A home for sale in East Hampton. Median closing prices are up in Nassau County, but down in Suffolk. (April 20, 2011) Credit: Randee Daddona
Long Islanders are a little less pessimistic about the real estate market than they were in the fourth quarter of 2010, and like consumers in other parts of the state they expect the overall health of the market to improve in the coming year, according to a new poll released Thursday.
Long Island's overall real estate sentiment is -25.3, up 4.3 points but far below the point where equal percentages of those surveyed feel optimistic and pessimistic about the housing market, according to a survey released by the Siena Research Institute and the New York State Association of Realtors.
Long Islanders' perspective that it's a buyer's market also deepened, with the score for selling dropping 4.1 points from the fourth quarter to -41. Local consumers' outlook on buying real estate did drop by 3.2 points -- a move in the direction toward a more healthy and sustainable market, according to the institute. Long Islanders' perspectives on buying still earned a high positive score of 46.3.
"The current view toward buying is extremely positive on Long Island," said Don Levy, director of the Siena Research Institute. He later noted, "Right now the seller is losing and the buyer is winning, and that tension is more acute on Long Island, according to the sentiment, than it is in any other area of the state we measure."
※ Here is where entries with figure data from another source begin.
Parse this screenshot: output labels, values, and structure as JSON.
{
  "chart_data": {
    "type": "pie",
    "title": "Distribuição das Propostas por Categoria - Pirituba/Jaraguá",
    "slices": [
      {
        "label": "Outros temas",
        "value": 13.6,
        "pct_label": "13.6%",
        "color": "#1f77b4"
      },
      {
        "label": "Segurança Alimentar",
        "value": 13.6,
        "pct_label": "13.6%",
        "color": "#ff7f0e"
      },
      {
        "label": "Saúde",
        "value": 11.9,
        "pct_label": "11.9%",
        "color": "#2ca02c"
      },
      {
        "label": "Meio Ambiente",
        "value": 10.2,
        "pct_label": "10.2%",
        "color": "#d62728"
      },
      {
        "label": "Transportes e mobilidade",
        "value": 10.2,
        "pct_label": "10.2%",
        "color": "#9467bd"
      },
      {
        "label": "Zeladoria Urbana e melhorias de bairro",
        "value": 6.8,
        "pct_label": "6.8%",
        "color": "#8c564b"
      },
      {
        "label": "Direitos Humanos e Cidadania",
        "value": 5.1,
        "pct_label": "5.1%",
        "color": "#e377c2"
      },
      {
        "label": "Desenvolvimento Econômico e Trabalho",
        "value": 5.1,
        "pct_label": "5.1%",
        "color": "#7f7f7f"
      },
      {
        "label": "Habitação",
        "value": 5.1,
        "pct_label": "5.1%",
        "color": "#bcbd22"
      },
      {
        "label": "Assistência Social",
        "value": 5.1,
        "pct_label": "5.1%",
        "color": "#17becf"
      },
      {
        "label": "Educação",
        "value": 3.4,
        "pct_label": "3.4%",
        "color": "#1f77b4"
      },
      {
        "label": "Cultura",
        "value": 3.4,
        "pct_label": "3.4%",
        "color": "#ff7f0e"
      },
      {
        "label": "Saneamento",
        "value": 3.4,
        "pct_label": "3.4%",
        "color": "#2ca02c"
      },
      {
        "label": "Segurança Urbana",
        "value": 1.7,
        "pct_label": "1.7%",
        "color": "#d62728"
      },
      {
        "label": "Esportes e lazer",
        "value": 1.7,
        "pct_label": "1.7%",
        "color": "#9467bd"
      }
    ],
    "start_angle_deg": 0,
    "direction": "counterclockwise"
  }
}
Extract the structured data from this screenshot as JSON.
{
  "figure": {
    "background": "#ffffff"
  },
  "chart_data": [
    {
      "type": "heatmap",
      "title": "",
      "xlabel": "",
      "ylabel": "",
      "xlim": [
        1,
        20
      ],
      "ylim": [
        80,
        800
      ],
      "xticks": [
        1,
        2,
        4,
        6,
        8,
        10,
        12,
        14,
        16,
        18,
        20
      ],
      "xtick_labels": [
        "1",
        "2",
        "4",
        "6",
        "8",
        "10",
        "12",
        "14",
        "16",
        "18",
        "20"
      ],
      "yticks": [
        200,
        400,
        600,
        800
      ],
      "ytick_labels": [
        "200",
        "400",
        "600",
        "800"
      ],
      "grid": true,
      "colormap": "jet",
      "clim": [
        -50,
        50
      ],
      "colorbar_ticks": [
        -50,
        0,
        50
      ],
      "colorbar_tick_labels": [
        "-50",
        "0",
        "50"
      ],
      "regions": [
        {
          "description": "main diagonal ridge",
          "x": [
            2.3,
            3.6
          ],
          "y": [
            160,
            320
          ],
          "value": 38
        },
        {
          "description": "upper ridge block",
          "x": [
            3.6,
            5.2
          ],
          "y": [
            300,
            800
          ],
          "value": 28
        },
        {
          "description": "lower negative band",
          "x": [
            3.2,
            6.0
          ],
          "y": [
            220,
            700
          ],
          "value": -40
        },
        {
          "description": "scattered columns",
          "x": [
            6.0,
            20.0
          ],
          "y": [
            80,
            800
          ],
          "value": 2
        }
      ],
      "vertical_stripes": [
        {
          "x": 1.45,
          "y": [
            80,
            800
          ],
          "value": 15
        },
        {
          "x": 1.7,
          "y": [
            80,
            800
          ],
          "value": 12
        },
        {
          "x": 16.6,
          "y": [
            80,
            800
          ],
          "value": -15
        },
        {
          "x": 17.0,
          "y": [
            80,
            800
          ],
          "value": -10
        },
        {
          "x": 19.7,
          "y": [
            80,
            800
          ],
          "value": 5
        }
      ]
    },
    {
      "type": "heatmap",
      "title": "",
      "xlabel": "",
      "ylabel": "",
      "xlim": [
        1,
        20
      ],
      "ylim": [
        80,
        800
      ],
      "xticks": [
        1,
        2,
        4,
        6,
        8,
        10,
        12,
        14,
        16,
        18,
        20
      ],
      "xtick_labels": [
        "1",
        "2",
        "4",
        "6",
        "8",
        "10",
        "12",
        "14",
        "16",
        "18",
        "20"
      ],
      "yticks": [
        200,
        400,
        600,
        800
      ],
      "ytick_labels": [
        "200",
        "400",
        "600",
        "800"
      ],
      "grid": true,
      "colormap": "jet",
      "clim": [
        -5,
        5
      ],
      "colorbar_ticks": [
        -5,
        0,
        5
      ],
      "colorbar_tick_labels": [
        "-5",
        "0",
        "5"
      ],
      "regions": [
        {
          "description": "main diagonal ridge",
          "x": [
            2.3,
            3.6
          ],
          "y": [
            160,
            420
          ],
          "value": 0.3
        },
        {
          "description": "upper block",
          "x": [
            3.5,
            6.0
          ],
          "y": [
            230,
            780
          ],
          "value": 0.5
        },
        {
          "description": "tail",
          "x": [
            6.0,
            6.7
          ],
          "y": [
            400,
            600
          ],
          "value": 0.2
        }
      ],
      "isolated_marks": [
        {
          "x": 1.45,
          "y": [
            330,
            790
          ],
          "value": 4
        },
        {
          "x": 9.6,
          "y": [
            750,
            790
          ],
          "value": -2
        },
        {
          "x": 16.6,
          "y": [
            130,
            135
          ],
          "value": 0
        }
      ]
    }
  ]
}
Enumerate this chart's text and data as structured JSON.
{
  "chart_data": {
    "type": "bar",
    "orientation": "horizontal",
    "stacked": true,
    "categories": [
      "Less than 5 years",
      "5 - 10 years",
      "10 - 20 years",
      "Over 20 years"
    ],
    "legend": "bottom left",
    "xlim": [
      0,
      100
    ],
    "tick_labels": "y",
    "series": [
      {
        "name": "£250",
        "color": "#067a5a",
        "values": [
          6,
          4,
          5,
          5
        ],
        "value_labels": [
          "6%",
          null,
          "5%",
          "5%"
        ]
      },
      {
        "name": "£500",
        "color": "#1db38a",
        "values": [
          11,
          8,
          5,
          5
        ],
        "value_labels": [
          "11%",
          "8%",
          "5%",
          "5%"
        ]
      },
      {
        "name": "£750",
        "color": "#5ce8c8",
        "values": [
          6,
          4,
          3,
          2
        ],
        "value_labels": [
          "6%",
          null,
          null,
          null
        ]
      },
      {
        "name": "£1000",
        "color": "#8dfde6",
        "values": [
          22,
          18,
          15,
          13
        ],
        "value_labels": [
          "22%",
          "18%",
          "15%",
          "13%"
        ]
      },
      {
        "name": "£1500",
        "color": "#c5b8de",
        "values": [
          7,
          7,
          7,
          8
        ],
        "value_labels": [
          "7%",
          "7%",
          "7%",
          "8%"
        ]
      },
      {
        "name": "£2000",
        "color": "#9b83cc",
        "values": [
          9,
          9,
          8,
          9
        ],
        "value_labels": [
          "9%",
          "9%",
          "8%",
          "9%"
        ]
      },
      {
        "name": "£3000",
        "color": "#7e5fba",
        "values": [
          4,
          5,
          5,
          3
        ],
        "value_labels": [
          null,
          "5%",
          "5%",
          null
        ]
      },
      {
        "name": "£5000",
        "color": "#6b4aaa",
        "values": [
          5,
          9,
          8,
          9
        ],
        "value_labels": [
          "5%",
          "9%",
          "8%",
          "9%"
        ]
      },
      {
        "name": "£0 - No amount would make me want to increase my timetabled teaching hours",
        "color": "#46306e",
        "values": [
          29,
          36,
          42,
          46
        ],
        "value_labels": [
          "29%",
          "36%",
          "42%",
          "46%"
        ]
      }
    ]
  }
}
In a thriving and sustainable real estate market, the sentiment scores regarding selling and buying both would be moderately positive -- say around 15, Levy said. That way the seller would be able "to go to the table and realize a profit and the buyer can get good value with the understanding the property will continue to appreciate," he said.
Liz English, Long Island Board of Realtors president and an associate broker at Netter Real Estate in West Islip, acknowledges that some may view sellers at a disadvantage but she does not.
"With interest rates where they are now, the buyers are there," English said. "The buyers' dollars are perfect now, so if sellers are waiting for the market to go up, the buyers may not be able to stretch as far as they can now. It truly is an opportunistic market on both sides of the fence." Interest rates now are considered low.
Consumers on Long Island and statewide were optimistic about what the health of the real estate market will be a year from now, with positive scores on all fronts. Closings in March were up from February and the trend is continuing, English said.
"We see a trend, and this is not one that's padded by a home-buying incentive program," English said, referring to the federal program for first-time home buyers that expired last year. "This is the real deal."